By Richard Hubbard
LONDON (Reuters) - The euro hit a six-week high and shares rose on Monday as signs of growth in China and a slower contraction in Europe lifted demand but worries over the U.S. budget crisis capped gains.
The latest readings from both official and private sector surveys of China's vast manufacturing sector showed activity picked up November, adding to evidence the economy is reviving after seven quarters of slowing growth.
While final readings of the euro zone's Manufacturing Purchasing Managers Index (PMI) for November showed factory activity declining at a slower rate, though this still leaves the region on course for its worst quarter since early 2009.
"We are in an environment where the big picture risks are still there; the U.S. fiscal cliff, the euro zone and China - on two of those (China and the euro zone) arguably things have been improving," Philip Poole, global head of macro investment strategy at HSBC Global Asset Management, said.

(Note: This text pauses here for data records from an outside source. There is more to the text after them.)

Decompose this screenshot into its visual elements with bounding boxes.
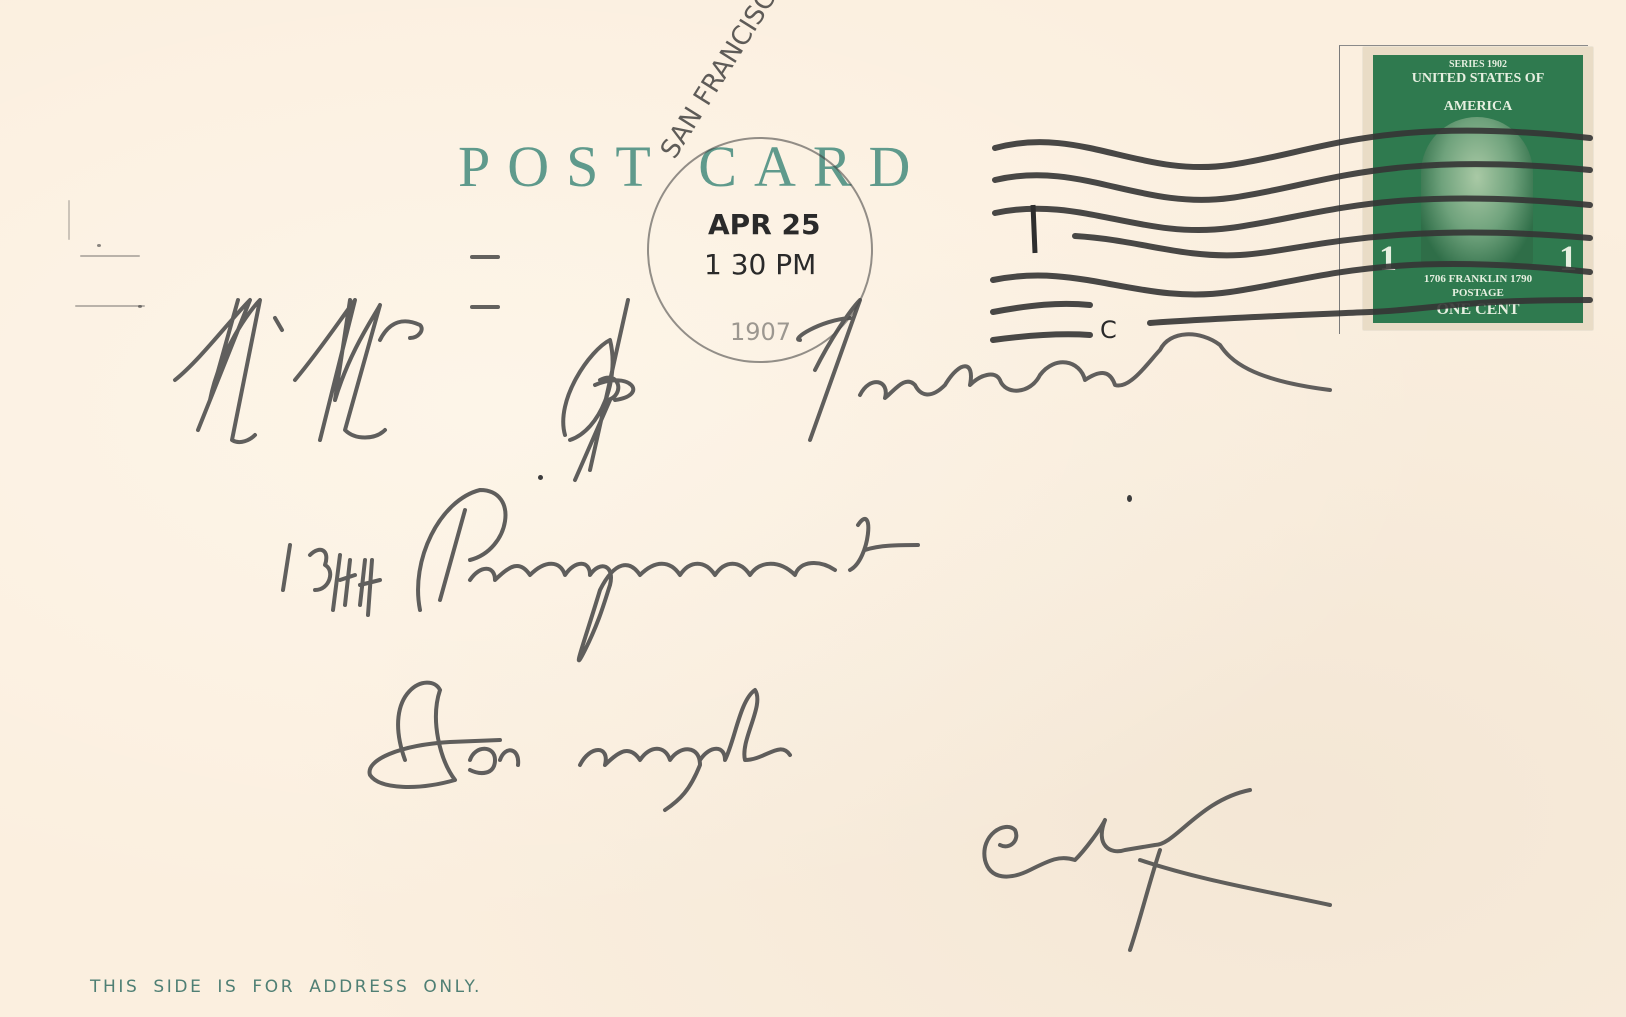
address-line-1: Mr Mrs Alph. Vandendale	[180, 330, 700, 376]
address-line-4: Calif	[980, 840, 1075, 886]
address-only-notice: THIS SIDE IS FOR ADDRESS ONLY.	[90, 977, 482, 997]
handwriting-vandendale	[798, 300, 860, 440]
address-line-3: Los angeles	[370, 720, 610, 766]
handwritten-address-ink	[0, 0, 1626, 1017]
handwriting-alph	[563, 300, 633, 480]
postcard-back: POST CARD SERIES 1902 UNITED STATES OF A…	[0, 0, 1626, 1017]
address-line-2: 1344 Pennsylvania St	[280, 540, 716, 586]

MSCI world equity index edged up about 0.1 percent to 333 points after the PMI data helped by a small gain in MSCI's broadest index of Asia-Pacific shares outside Japan.
Data also showed British manufacturing activity shrank much less than expected in November, although the sector remains in a precarious state as new orders edged down.
However, investors are cautious about reading too much from the numbers while there is no solution in Washington on how to avoid a package of tax rises and spending cuts due in early 2013 which could send the economy back into recession.
In Europe, the FTSE Eurofirst 300 index of top European shares rose 0.3 percent to 1,123.15 points with London's FTSE 100, Paris's CAC-40 and Frankfurt's DAX between 0.25 and 0.5 percent higher.
Earlier gains in Asia were kept in check by sluggish data on retail sales and labour demand in Australia, and weak factory activity levels in the major exporting nations of South Korea and Taiwan.
The euro climbed to $1.3048, its highest level since October 23, before paring gains to trade about 0.4 percent higher at $1.3039 ahead of a euro zone finance ministers meeting where they will assess the latest plan to help Greece.
German Chancellor Angela Merkel said on Sunday Greece's creditors may look at writing down more of its debt, a move that would make the country's debt burden more sustainable.
Falls in Spanish and Italian bond yields as investors become more confident in buying euro zone debt added to support for the single currency, as did the Greek government's plans to repurchase up to 10 billion euros of its outstanding debt.
Spanish 10-year yields dropped 10 basis points to 5.24 percent, while similar Italian yields were also lower, and low-risk German debt prices retreated.
Greece said on Monday it would buy back its bonds through a Dutch auction process, and set a price range above most market expectations.
"As long as we see a successful buyback, then it will close this mini-chapter for Greece," said Sarah Hewin, senior economist at Standard Chartered Bank.
"It will allow the release of the next bailout tranche, it will keep the IMF involved, which is key, and it will inject some funding into an economy which is crying out for it."
The price of the Greek government's 2023 bond rose 2.675 points to 37.867 after the announcement.
Oil and other commodity prices were caught in narrow ranges, underpinned by the firm Chinese data, but concerns about the U.S. budget crisis limited any upward moves.
U.S. crude futures were down 19 cents to $88.72 a barrel and Brent fell 5 cents to $111.18, while London copper was little changed at $9,990 a tonne.
Spot gold edged up 0.2 percent at about $1,718.90 an ounce.